Guayasamín - Manos de un mendigo
Une image et des mots. Une oeuvre du peintre équatorien Oswaldo Guayasamín (1919-1999).
Les mots sont encore de Roberto Juarroz, extraits  une nouvelle fois de Dixième poésie verticale.
La traduction (je me suis humblement permis une seule petite retouche) est de François-Michel Durazzo.

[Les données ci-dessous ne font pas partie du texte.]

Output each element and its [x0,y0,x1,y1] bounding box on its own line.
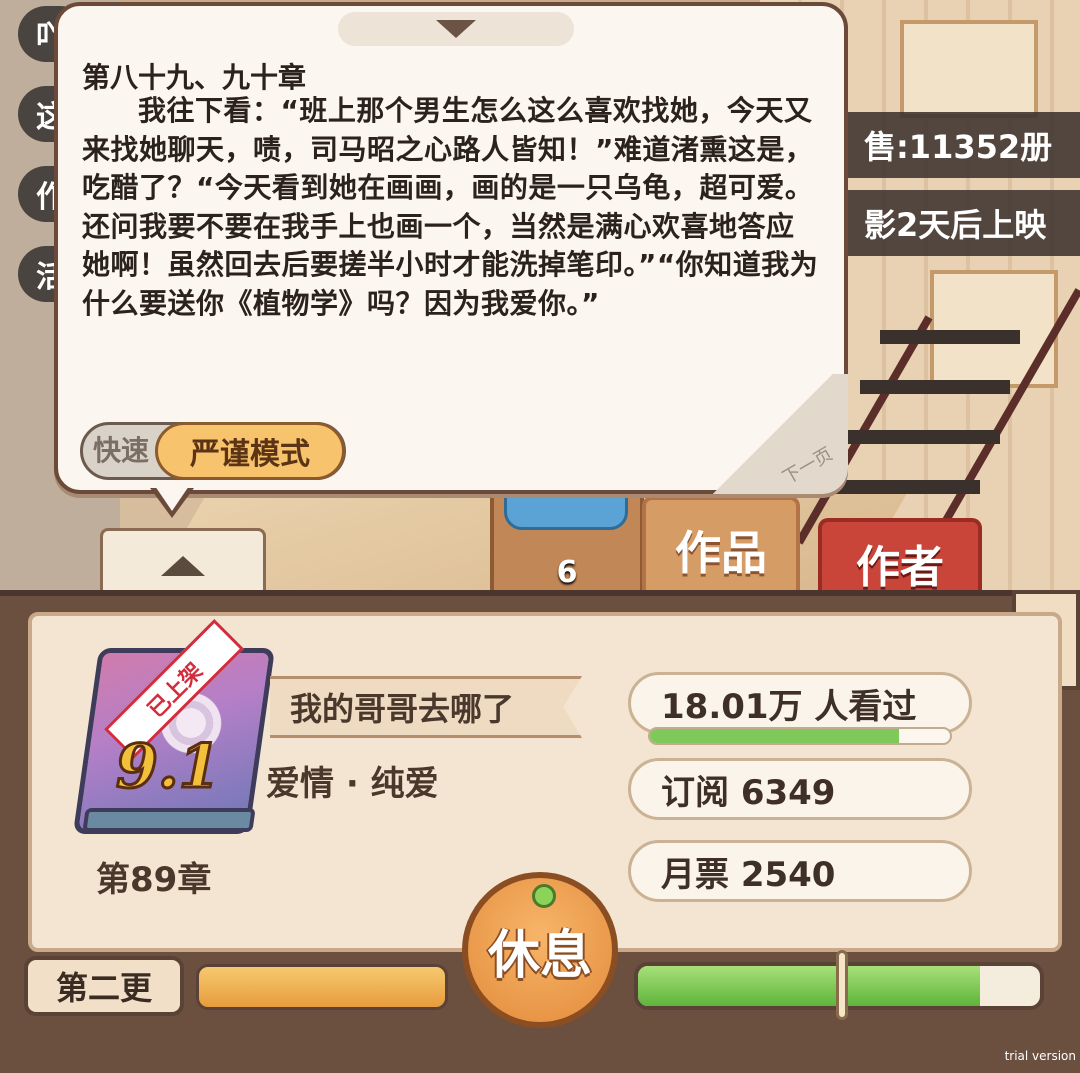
next-page-label: 下一页 [779,443,837,489]
current-chapter: 第89章 [96,860,212,900]
notification-count: 6 [556,555,578,590]
mode-strict-option[interactable]: 严谨模式 [155,422,345,480]
monthly-votes-stat: 月票 2540 [628,840,972,902]
mode-fast-option[interactable]: 快速 [93,425,149,477]
chevron-up-icon [161,556,205,576]
subscriptions-stat: 订阅 6349 [628,758,972,820]
writing-progress-fill [638,966,980,1006]
reading-mode-toggle[interactable]: 快速 严谨模式 [80,422,346,480]
popup-pointer-inner [155,486,189,511]
book-title-banner: 我的哥哥去哪了 [270,676,582,738]
staircase-step [860,380,1010,394]
update-button[interactable]: 第二更 [24,956,184,1016]
chevron-down-icon [436,20,476,38]
book-title: 我的哥哥去哪了 [290,690,515,728]
book-score: 9.1 [114,731,221,804]
book-spine [82,808,256,832]
book-genre: 爱情 · 纯爱 [266,764,439,804]
update-progress-fill [199,967,445,1007]
views-stat: 18.01万 人看过 [628,672,972,734]
subscriptions-text: 订阅 6349 [661,772,836,813]
chapter-title: 第八十九、九十章 [82,61,307,94]
progress-marker [836,950,848,1020]
views-progress-bar [648,727,952,745]
update-progress-bar [196,964,448,1010]
sales-info-bar: 售:11352册 [842,112,1080,178]
building-window [900,20,1038,118]
views-text: 18.01万 人看过 [661,686,917,727]
notification-item[interactable]: 6 [490,480,644,604]
tab-works[interactable]: 作品 [642,496,800,600]
movie-text: 影2天后上映 [864,206,1047,244]
trial-watermark: trial version [1004,1049,1076,1063]
staircase-step [840,430,1000,444]
sales-text: 售:11352册 [864,128,1053,166]
staircase-step [880,330,1020,344]
book-cover[interactable]: 已上架 9.1 [72,618,276,834]
next-page-curl[interactable]: 下一页 [698,374,848,494]
reading-popup: 第八十九、九十章 我往下看：“班上那个男生怎么这么喜欢找她，今天又来找她聊天，啧… [54,2,848,494]
staircase-step [820,480,980,494]
movie-info-bar: 影2天后上映 [842,190,1080,256]
rest-indicator-dot [532,884,556,908]
views-progress-fill [650,729,899,743]
chapter-text: 我往下看：“班上那个男生怎么这么喜欢找她，今天又来找她聊天，啧，司马昭之心路人皆… [82,94,819,320]
collapse-popup-button[interactable] [338,12,574,46]
building-window [930,270,1058,388]
monthly-votes-text: 月票 2540 [661,854,836,895]
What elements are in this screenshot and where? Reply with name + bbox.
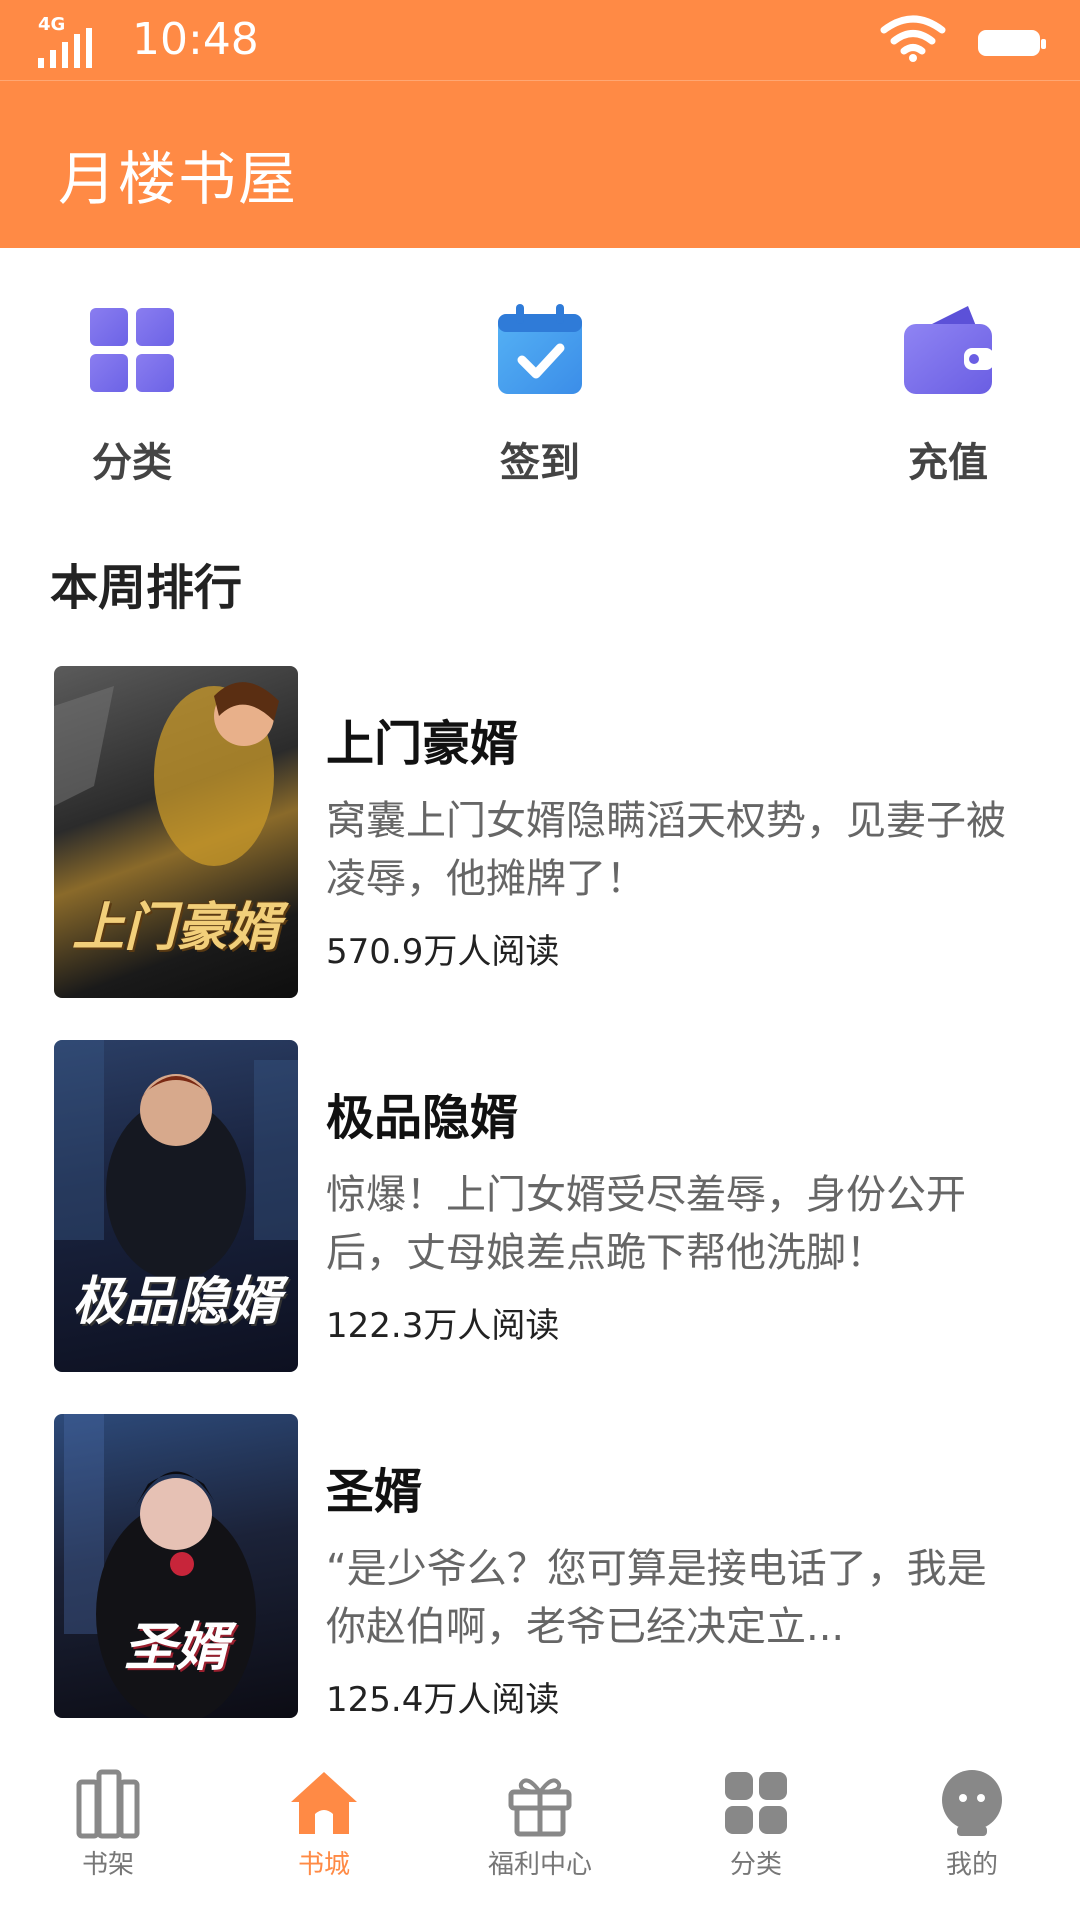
book-item[interactable]: 极品隐婿 极品隐婿 惊爆！上门女婿受尽羞辱，身份公开后，丈母娘差点跪下帮他洗脚！… [54,1040,1034,1372]
home-icon [287,1766,361,1840]
book-reads: 125.4万人阅读 [326,1680,560,1720]
book-cover[interactable]: 圣婿 [54,1414,298,1718]
quick-action-checkin[interactable]: 签到 [440,300,640,500]
book-desc: 窝囊上门女婿隐瞒滔天权势，见妻子被凌辱，他摊牌了！ [326,798,1006,902]
book-title: 极品隐婿 [326,1090,519,1146]
tab-label: 书架 [81,1850,134,1880]
book-reads: 570.9万人阅读 [326,932,560,972]
calendar-check-icon [490,300,590,400]
book-item[interactable]: 上门豪婿 上门豪婿 窝囊上门女婿隐瞒滔天权势，见妻子被凌辱，他摊牌了！ 570.… [54,666,1034,998]
tab-bookshelf[interactable]: 书架 [28,1766,188,1881]
tab-label: 福利中心 [487,1850,592,1880]
grid-icon [719,1766,793,1840]
book-reads: 122.3万人阅读 [326,1306,560,1346]
tab-label: 书城 [297,1850,350,1880]
bottom-nav: 书架 书城 福利中心 分类 我的 [0,1744,1080,1920]
profile-icon [935,1766,1009,1840]
book-item[interactable]: 圣婿 圣婿 “是少爷么？您可算是接电话了，我是你赵伯啊，老爷已经决定立... 1… [54,1414,1034,1746]
quick-action-recharge[interactable]: 充值 [848,300,1048,500]
quick-action-label: 分类 [92,440,172,486]
tab-mine[interactable]: 我的 [892,1766,1052,1881]
battery-icon [978,30,1046,56]
app-header: 4G 10:48 月楼书屋 [0,0,1080,248]
tab-welfare-center[interactable]: 福利中心 [460,1766,620,1881]
book-cover[interactable]: 极品隐婿 [54,1040,298,1372]
signal-icon: 4G [36,14,96,70]
book-title: 上门豪婿 [326,716,519,772]
book-desc: 惊爆！上门女婿受尽羞辱，身份公开后，丈母娘差点跪下帮他洗脚！ [326,1172,966,1276]
tab-bookstore[interactable]: 书城 [244,1766,404,1881]
cover-title: 上门豪婿 [71,898,280,958]
quick-action-label: 签到 [500,440,580,486]
bookshelf-icon [71,1766,145,1840]
book-desc: “是少爷么？您可算是接电话了，我是你赵伯啊，老爷已经决定立... [326,1546,987,1650]
wallet-icon [898,300,998,400]
tab-label: 分类 [729,1850,782,1880]
quick-actions: 分类 签到 充值 [0,300,1080,500]
quick-action-label: 充值 [908,440,988,486]
book-cover[interactable]: 上门豪婿 [54,666,298,998]
quick-action-category[interactable]: 分类 [32,300,232,500]
book-info: 上门豪婿 窝囊上门女婿隐瞒滔天权势，见妻子被凌辱，他摊牌了！ 570.9万人阅读 [326,704,1026,973]
book-info: 圣婿 “是少爷么？您可算是接电话了，我是你赵伯啊，老爷已经决定立... 125.… [326,1452,1026,1721]
cover-title: 极品隐婿 [71,1272,280,1332]
wifi-icon [880,14,946,66]
cover-title: 圣婿 [123,1618,228,1678]
grid-icon [82,300,182,400]
status-time: 10:48 [132,14,259,65]
tab-category[interactable]: 分类 [676,1766,836,1881]
app-title: 月楼书屋 [58,145,299,213]
gift-icon [503,1766,577,1840]
book-title: 圣婿 [326,1464,423,1520]
tab-label: 我的 [945,1850,998,1880]
status-bar: 4G 10:48 [0,0,1080,81]
book-info: 极品隐婿 惊爆！上门女婿受尽羞辱，身份公开后，丈母娘差点跪下帮他洗脚！ 122.… [326,1078,1026,1347]
section-title: 本周排行 [50,560,243,616]
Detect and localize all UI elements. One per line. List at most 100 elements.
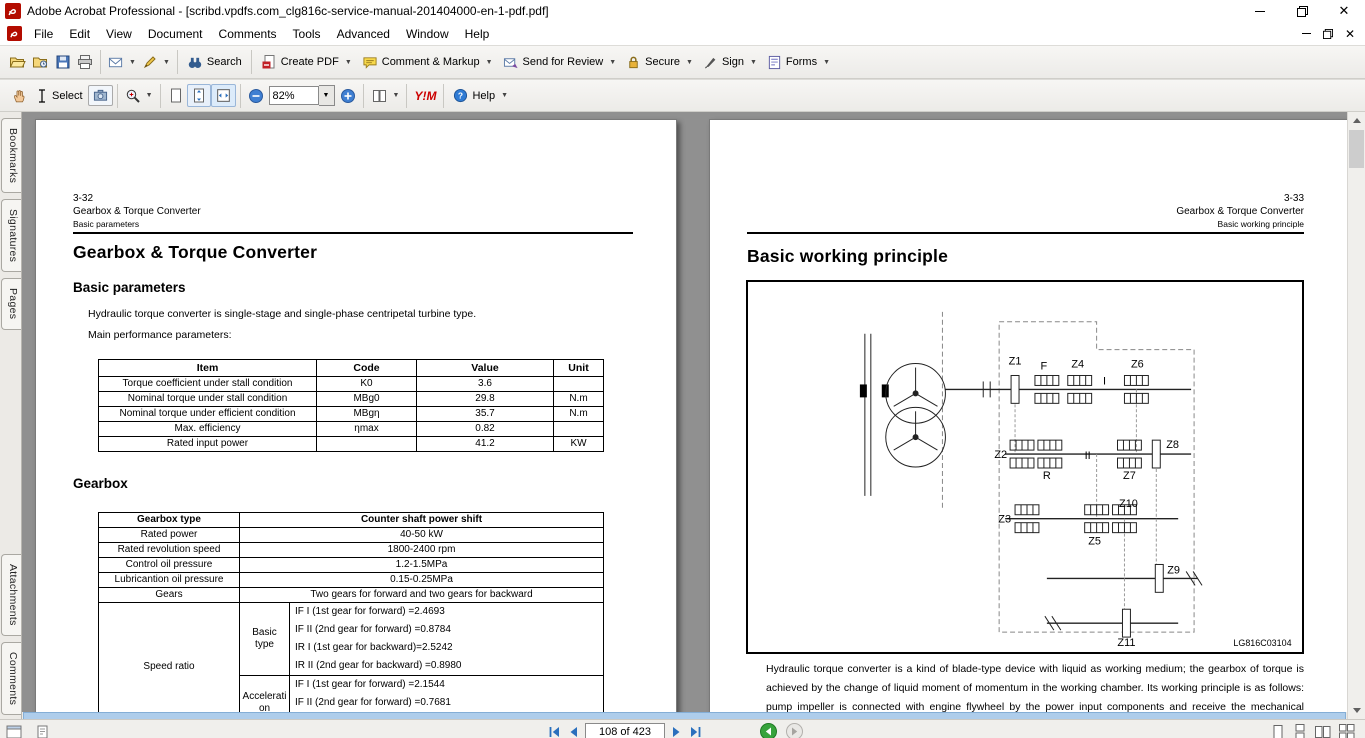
help-dropdown-arrow[interactable]: ▼	[501, 92, 508, 99]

Hay horas que nos abren las manos
y dan vuelta como a un texto marchito
la lección fatigada que es el mundo.

La iniciativa no nos pertenece.
Las cosas se sueltan o se abren
como si hubiese ondas o corrientes o motivos
que recorren el tiempo y el espacio,
cambian las situaciones,
corrigen las sustancias,
desempolvan texturas
y hasta inventan quizá
nuevos modos del ser,
variaciones o escapes.

Y entre tantos procesos curiosamente ambiguos
no sólo se nos abren las manos
como maniobras fértiles,
sino que a veces también se posa algo sobre ellas,
como si viniera a descansar un instante del abismo.

***

Il est des heures qui nous ouvrent les mains
et retournent comme un texte fané
la leçon fatiguée qu'est le monde.

L'initiative ne nous appartient pas.
Les choses se déprennent ou s'ouvrent
comme s'il y avait des ondes, des courants ou des motifs,
qui parcourent le temps et l'espace,
changent les situations,
corrigent les substances,
dépoussièrent des textures
et peut-être même inventent
de nouvelles manières de l'être,
des variations ou des fuites.

Et parmi tant de processus curieusement ambigus
non seulement nos mains s'ouvrent
comme de fertiles manoeuvres,
mais parfois quelque chose se pose aussi sur elles,
comme pour se reposer un instant de l'abîme.